I’ve got a seller who called me with the following situation: He owns a house bought from a builder for $152k in 2/2002. The comps for the area show the house value to be no more than $138k :eyes now (in fact I think he got taken by the builder). PITI is $1660 at 9.9% with $151k still owed. The owner has lost his job and is one month behind. There is a max of $1500 in repairs (has dogs, smelly carpet). I’m thinking this is a pass, but I thought I’d see if anyone else had some ideas. Anyone have experience doing short sales with lenders? I don’t see the lender shorting the price enough to make it worthwhile. Comments?
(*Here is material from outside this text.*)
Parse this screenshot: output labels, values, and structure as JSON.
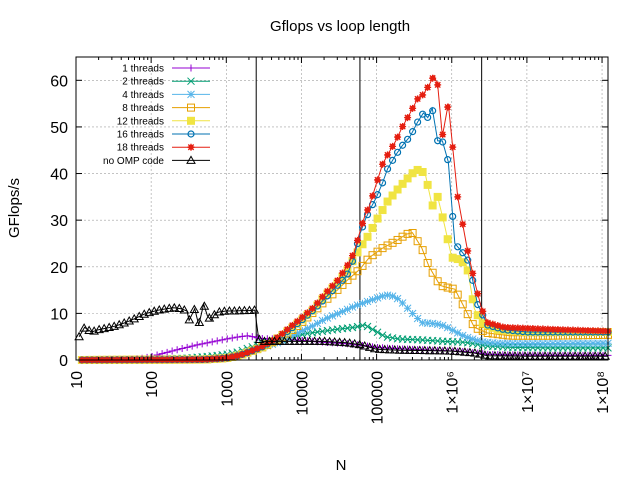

A lot has changed since 2/02. Values have gone down. House was worth price at time your guy bought it. Builder probably did not cheat the buyer. Anyway the best you could expect to buy the property for would be $125,000 to $138,000 and that will take weeks to work out and for what. It will take years to obtain any profit or equity. If you could find some with no equity and no repairs and nothing down and the seller make a payment or 2 or 3 until you lease or lease/option then you may do some of the 0 equity deals. Save your time and money and fine one that has some meat on the bone. It can still be a win win deal for all parties. Do not mind being like a vulture, even they clean up mess.
Thank you,
Ted P. Stokely Jr
11505 Sw Oaks
Austin, Texas 78737
Ted’s given you some good advice here and a couple of points to think about.
Why is it that everybody thinks that RE goes up forever – ain’t so. I agree with Ted – the builder didn’t cheat the buyer any more than a new car dealer cheats his customer.
Your guy paid a retail price at (or very near) the top of the market. Or, as least the market (for that property) was higher when he bought it than it is now.
And the lesson for today is?
First, there’s a retail price and a wholesale price for everything – you won’t make it very far in the investment biz if you don’t learn to distinguish between the two.
Second, quite often the wholesale price still isn’t low enough for a healthy profit (for you). Most of the time, you’ll have to better than that. There are exceptions, but you need to discover what your investment needs are.
How much money do you need to make ? (please don’t say a percentage – come up with a real number)
How long are you prepared to wait for that profit to materialize?
What level of risk are you willing to accept in order to secure that profit?
What happens if everything you plan doesn’t exactly work out?
My point is that this is a great biz and there’s more than enough for everyone. But the fact is that most of the money you make in RE (as in almost every other business) is a direct result of your ability to think.
The better you learn to think, the more money you will make.